In addition, gross profit margins vary according to the customer mix. For
example, sales to residential customers generate higher gross profit margins
than sales to other customer groups, such as agricultural customers.
Accordingly, a change in customer mix can affect gross profit without
necessarily impacting total sales.
Lastly, the propane industry is seasonal in nature with peak activity occurring
during the winter months. Accordingly, results of operations for the periods
presented are not necessarily indicative of the results to be expected for a
full year.
VOLUME
For the three months ended December 31, 1997, retail propane volume increased
4.2 million gallons, or 12.1%, to 38.6 million gallons, as compared to 34.4
million gallons for the three months ended December 31, 1996. This increase was
largely due to the October 22, 1997 acquisition of Pearl Gas, which provided 4.4
million gallons of additional volume and to increased demand for agricultural
uses, which was offset by lower residential consumption.

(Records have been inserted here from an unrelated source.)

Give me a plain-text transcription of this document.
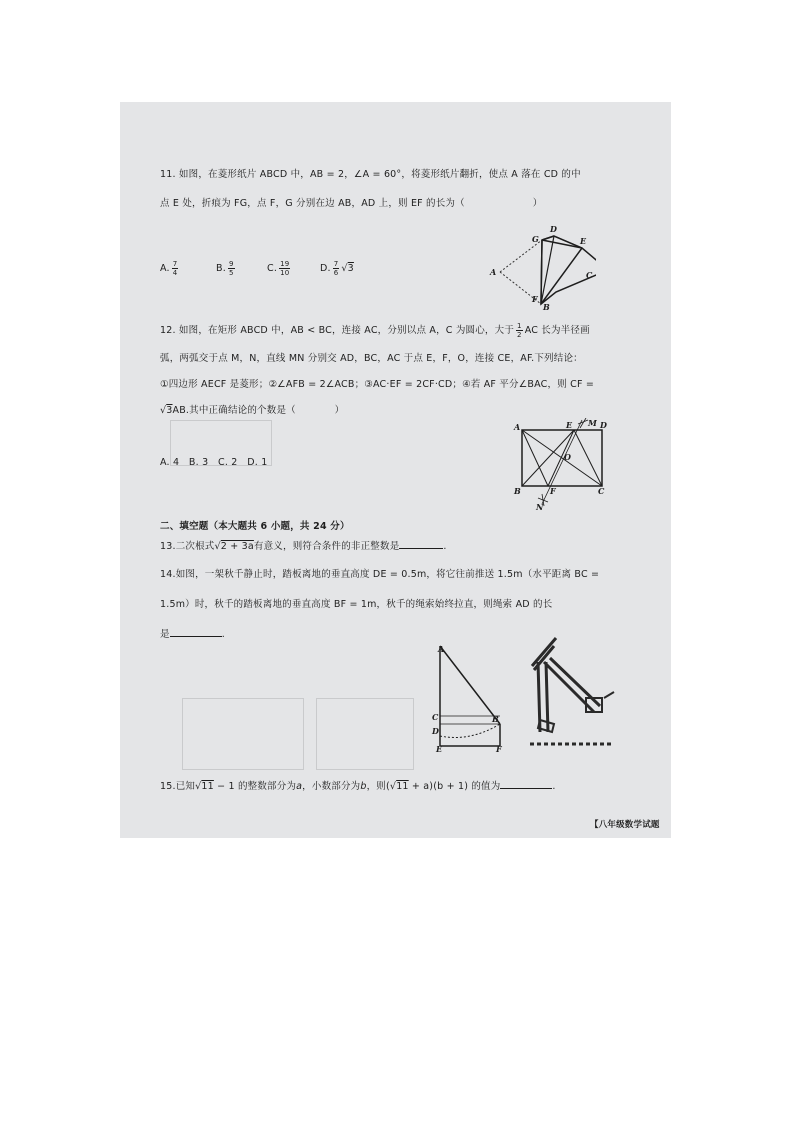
11. 如图，在菱形纸片 ABCD 中，AB = 2，∠A = 60°，将菱形纸片翻折，使点 A 落在 CD 的中
点 E 处，折痕为 FG，点 F，G 分别在边 AB，AD 上，则 EF 的长为（　　　　　　　）
A. $\frac{7}{4}$	B. $\frac{9}{5}$	C. $\frac{19}{10}$	D. $\frac{7}{6} √3$	A
G
D
E
C
F
B
12. 如图，在矩形 ABCD 中，AB < BC，连接 AC，分别以点 A，C 为圆心，大于 $\frac{1}{2}$ AC 长为半径画
弧，两弧交于点 M，N，直线 MN 分别交 AD，BC，AC 于点 E，F，O，连接 CE，AF.下列结论：
①四边形 AECF 是菱形；②∠AFB = 2∠ACB；③AC·EF = 2CF·CD；④若 AF 平分∠BAC，则 CF =
√3AB.其中正确结论的个数是（　　　　）
A. 4　B. 3　C. 2　D. 1
A	E M D
O
B	F	C
N
二、填空题（本大题共 6 小题，共 24 分）
13.二次根式√2 + 3a有意义，则符合条件的非正整数是	.
14.如图，一架秋千静止时，踏板离地的垂直高度 DE = 0.5m，将它往前推送 1.5m（水平距离 BC =
1.5m）时，秋千的踏板离地的垂直高度 BF = 1m，秋千的绳索始终拉直，则绳索 AD 的长
是	.
A
C	B
D
E	F
15.已知√11 − 1 的整数部分为a，小数部分为b，则(√11 + a)(b + 1) 的值为	.
【八年级数学试题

For the three months ended December 31, 1997, wholesale propane volume declined
by 4.6 million gallons, or 32.5%, to 9.6 million gallons, as compared to
unusually high 14.2 million gallons for the three months ended December 31,
1996. This decline was primarily due to the reduction in spot sales to certain
customers.
SALES
Sales declined 17.8%, or $9.1 million, to $41.8 million for the three months
ended December 31, 1997, as compared to $50.9 million for the three months ended
December 31, 1996. This decline was attributable to a reduction in wholesale
volume and lower retail and wholesale selling prices and was partially offset by
the additional sales provided by the Pearl operations. During the three months
ended December 31, 1997, retail and wholesale selling prices declined versus the
prior year's comparable quarter in response to lower propane supply costs.
10
COST OF SALES
Cost of sales declined 25.4% or $7.3 million to $21.7 million for the three
months ended December 31, 1997, as compared to $29.0 million for the three
months ended December 31, 1996. This decline was largely due to lower propane
supply costs and lower wholesale sales volume, which was partially offset by the
cost of sales attributable to the Pearl operations.
GROSS PROFIT
Gross profit declined $1.6 million or 7.6% to $20.2 million for the three months
ended December 31, 1997, as compared to $21.8 million for the three months ended
December 31, 1996. Lower wholesale volume and a decline in wholesale and retail
propane per gallon margins were the primary factors resulting in the gross
profit decline, which more than offset the additional gross profit resulting
from the Pearl operations.
While retail margins for the three months ended December 31, 1997 declined from
the level achieved during the comparable 1996 period, these margins compared
favorably with those achieved during the three month periods ended December 31,
1994 and December 31, 1995.
DELIVERY AND BRANCH EXPENSES
Delivery and branch expenses increased $0.3 million, or 3.1%, to $10.1 million
for the three months ended December 31, 1997, as compared to $9.8 million for
the three months ended December 31, 1996. The 3.1% increase was less than the
12.1% increase in retail volume, and was largely attributable to the $0.6
million in additional operating costs associated with the Pearl operations. For
the Partnership's operations prior to the Pearl acquisition, delivery and branch
expenses were $0.3 million less than the prior year's comparable period due to
lower insurance costs and vehicle operating expenses.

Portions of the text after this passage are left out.